Even with the Leidenfrost effect water is a faster quench than oil. Brine is even faster, the salt provides places for the water to grab the steel - at least it looks that way. (I understand that mercury is even faster still, but have never tried it. Anyone who did would have to arrange for the mercury vapor to stay out of their lungs.)

Remember that a fast quench speed is to maximize hardness and can be detrimental to toughness. You can regain some of the toughness in the tempering cycle but sometimes a marquench gives a better overall result.
 
Greg, I'm not too sure about that; you may be correct.

My order of choice between oil and water is purely based on the fact that a dip in water cools a workpiece down to a handle-able temperature much quicker than the oil does.

I think oil also produce the Leidenfrost effect - I get a lot of bubbling around parts when I dunk them in oil...

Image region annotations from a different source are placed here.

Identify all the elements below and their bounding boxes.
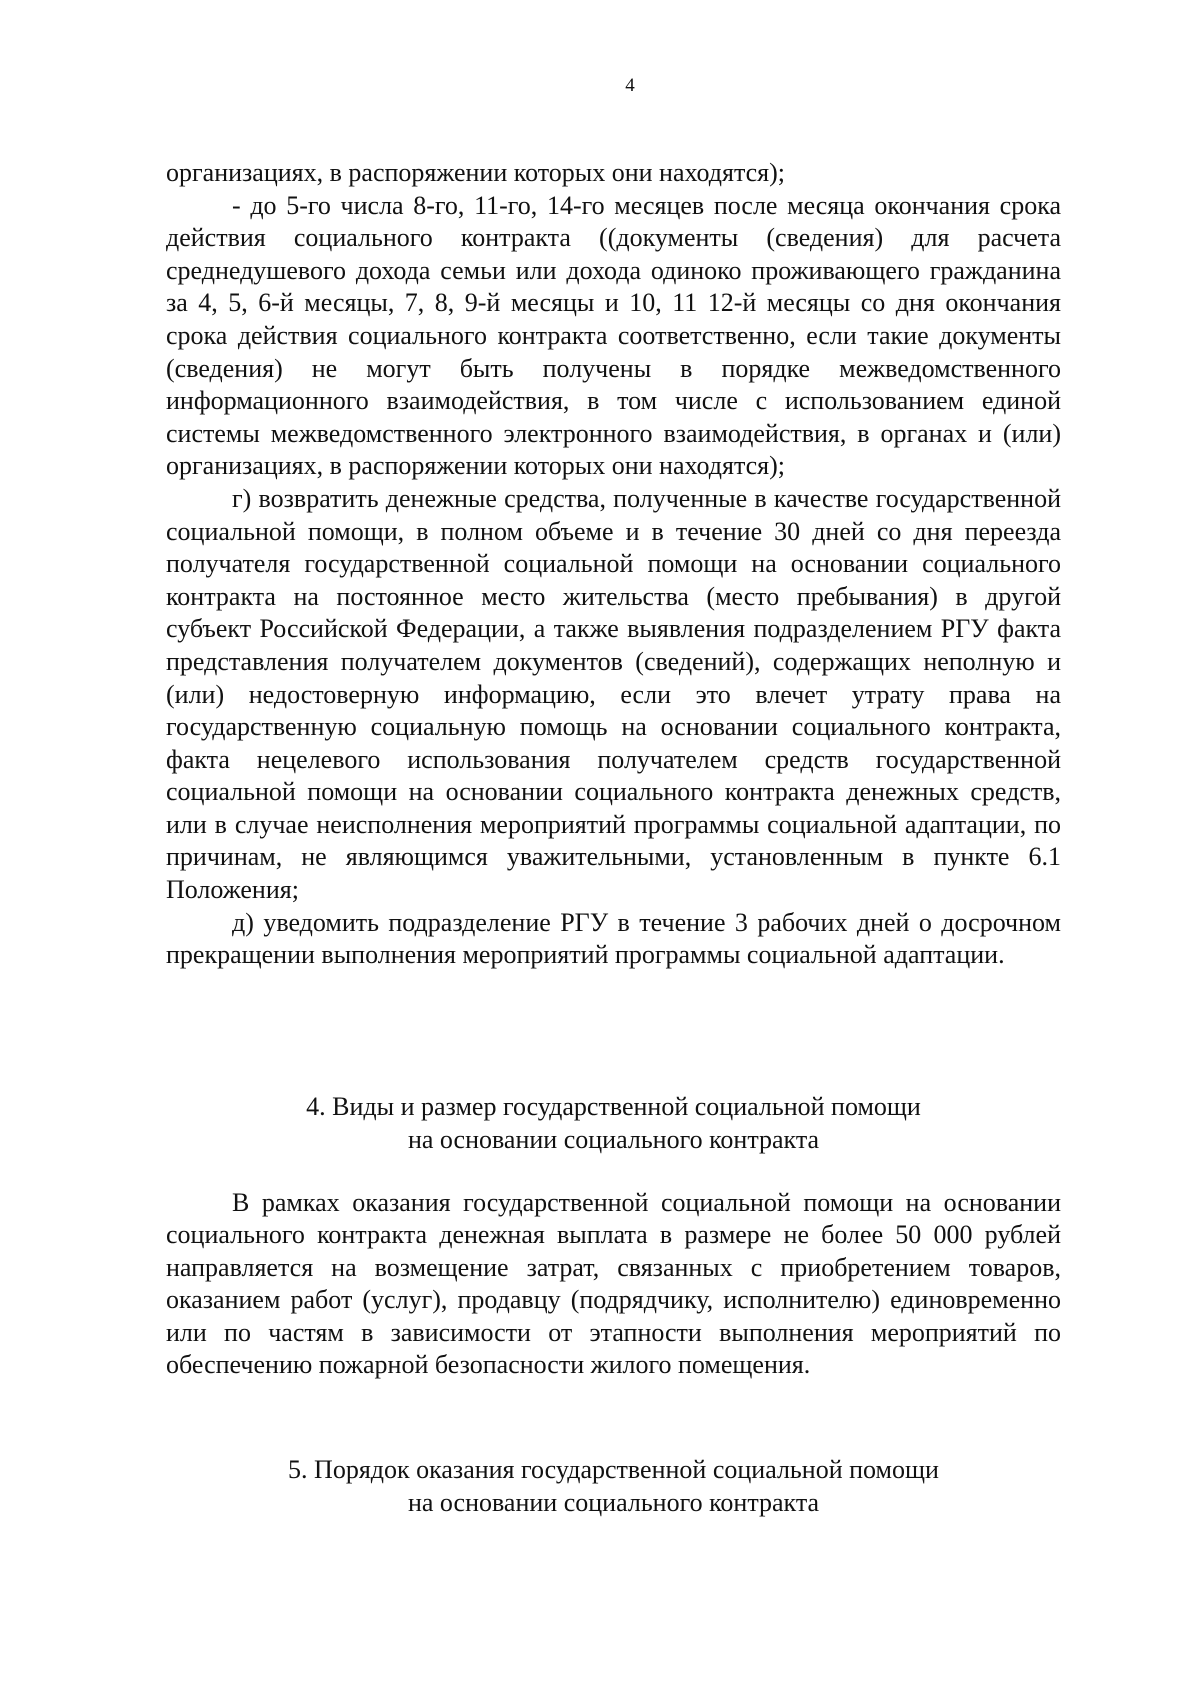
- paragraph-continuation: организациях, в распоряжении которых они находятся);: [166, 158, 786, 187]
- section-5-title-line-2: на основании социального контракта: [407, 1487, 820, 1517]
- page-number: 4: [625, 75, 635, 96]
- section-4-title-line-2: на основании социального контракта: [407, 1124, 820, 1154]
- paragraph-item-d: д) уведомить подразделение РГУ в течение 3 рабочих дней о досрочном прекращении выполнения мероприятий программы социальной адаптации.: [166, 907, 1061, 970]
- document-body: [166, 157, 1061, 972]
- section-4-body: В рамках оказания государственной социальной помощи на основании социального контракта денежная выплата в размере не более 50 000 рублей направляется на возмещение затрат, связанных с приобретением товаров, оказанием работ (услуг), продавцу (подрядчику, исполнителю) единовременно или по частям в зависимости от этапности выполнения мероприятий по обеспечению пожарной безопасности жилого помещения.: [166, 1188, 1061, 1380]
- section-4-title-line-1: 4. Виды и размер государственной социальной помощи: [306, 1092, 921, 1121]
- paragraph-deadline: - до 5-го числа 8-го, 11-го, 14-го месяцев после месяца окончания срока действия социального контракта ((документы (сведения) для расчета среднедушевого дохода семьи или дохода одиноко проживающего гражданина за 4, 5, 6-й месяцы, 7, 8, 9-й месяцы и 10, 11 12-й месяцы со дня окончания срока действия социального контракта соответственно, если такие документы (сведения) не могут быть получены в порядке межведомственного информационного взаимодействия, в том числе с использованием единой системы межведомственного электронного взаимодействия, в органах и (или) организациях, в распоряжении которых они находятся);: [166, 190, 1061, 481]
- paragraph-item-g: г) возвратить денежные средства, полученные в качестве государственной социальной помощи, в полном объеме и в течение 30 дней со дня переезда получателя государственной социальной помощи на основании социального контракта на постоянное место жительства (место пребывания) в другой субъект Российской Федерации, а также выявления подразделением РГУ факта представления получателем документов (сведений), содержащих неполную и (или) недостоверную информацию, если это влечет утрату права на государственную социальную помощь на основании социального контракта, факта нецелевого использования получателем средств государственной социальной помощи на основании социального контракта денежных средств, или в случае неисполнения мероприятий программы социальной адаптации, по причинам, не являющимся уважительными, установленным в пункте 6.1 Положения;: [166, 483, 1061, 905]
- section-5-title-line-1: 5. Порядок оказания государственной социальной помощи: [288, 1455, 939, 1484]
- section-5-title: [166, 1454, 1061, 1519]
- section-4-title: [166, 1091, 1061, 1156]
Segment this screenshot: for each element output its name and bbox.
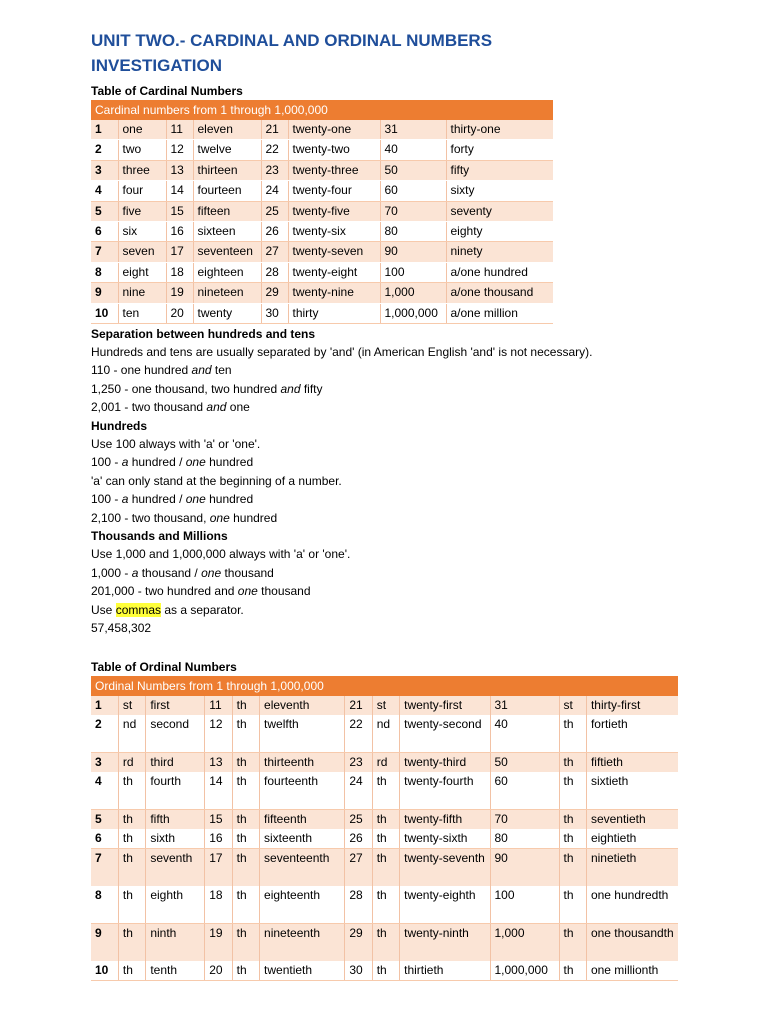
table-cell: 9 bbox=[91, 923, 118, 961]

A quick search with "water oil quenching speed" on Google came up with sites with these comments:
"As such, the "quenching power" of oil is far less drastic than that of water."
"The quenching velocity of oil is much less than water. "
"The quenching velocity (cooling rate) of oil is much less than water. "
Note that I didn't really confirm the sites' credibility - more research is required.

Kind regards, Arnold

:big: rkeppler; you pipped me to the post.

 
OK, it's just what I remembered from school. Not the first time I learned something that I thought was right. :Doh:

 
Hi
when heating or reheating, don't overdo it, carrot red is enough,
if you heat with a gas torch, it is very easy to burn all the carbon content of this nice piece of tool steel, and to obtain in the end a useless piece of iron !
cheers
 
The very best indicator of reaching critical temperature (with any normal alloy) is that you've reached the Curie point where the steel has become paramagnetic - not responsive to a magnet. I use this when using a torch since I simply can't identify the proper color but a magnet works every time.

I failed to mention that if you're rehardening you will want to run a couple of normalization cycles (heat a little above critical and air cool), this will improve the grain that will have been coarsened in the hardening attempt. If you're doing this to an air cooled tool steel you'll have to use a furnace as the cooling rate is critical. With all the time at temperature decarb of the top layer of the steel will be a problem with that so you might want to look at coating with a scale reducing coating.

Finally there is a water quench that doesn't use salt to speed the quench - Rob Gunter's Superquench. You can google it for the exact mix but it uses a surfactant to improve contact between the steel and the quench. It's superfast, faster than saltwater alone.

If you do use a really fast quench be sure to run the temper cycle as soon as practical. I've had high carbon stuff break from the internal stresses when left full hard overnight. Never had that with an air hardening steel, that and minimal warping is why I use it for most anything anymore.
 
Hi,
Thank you all for your replies.
I have reheated the hob but I don't seem to be able to get it to the cooked carrot colour, I also tempered it by putting it in the oven for an hour at about 250C. The quenching was in the salted water and still the file seems to mark it meaning that it has not really hardened, I will have another crack at it tomorrow.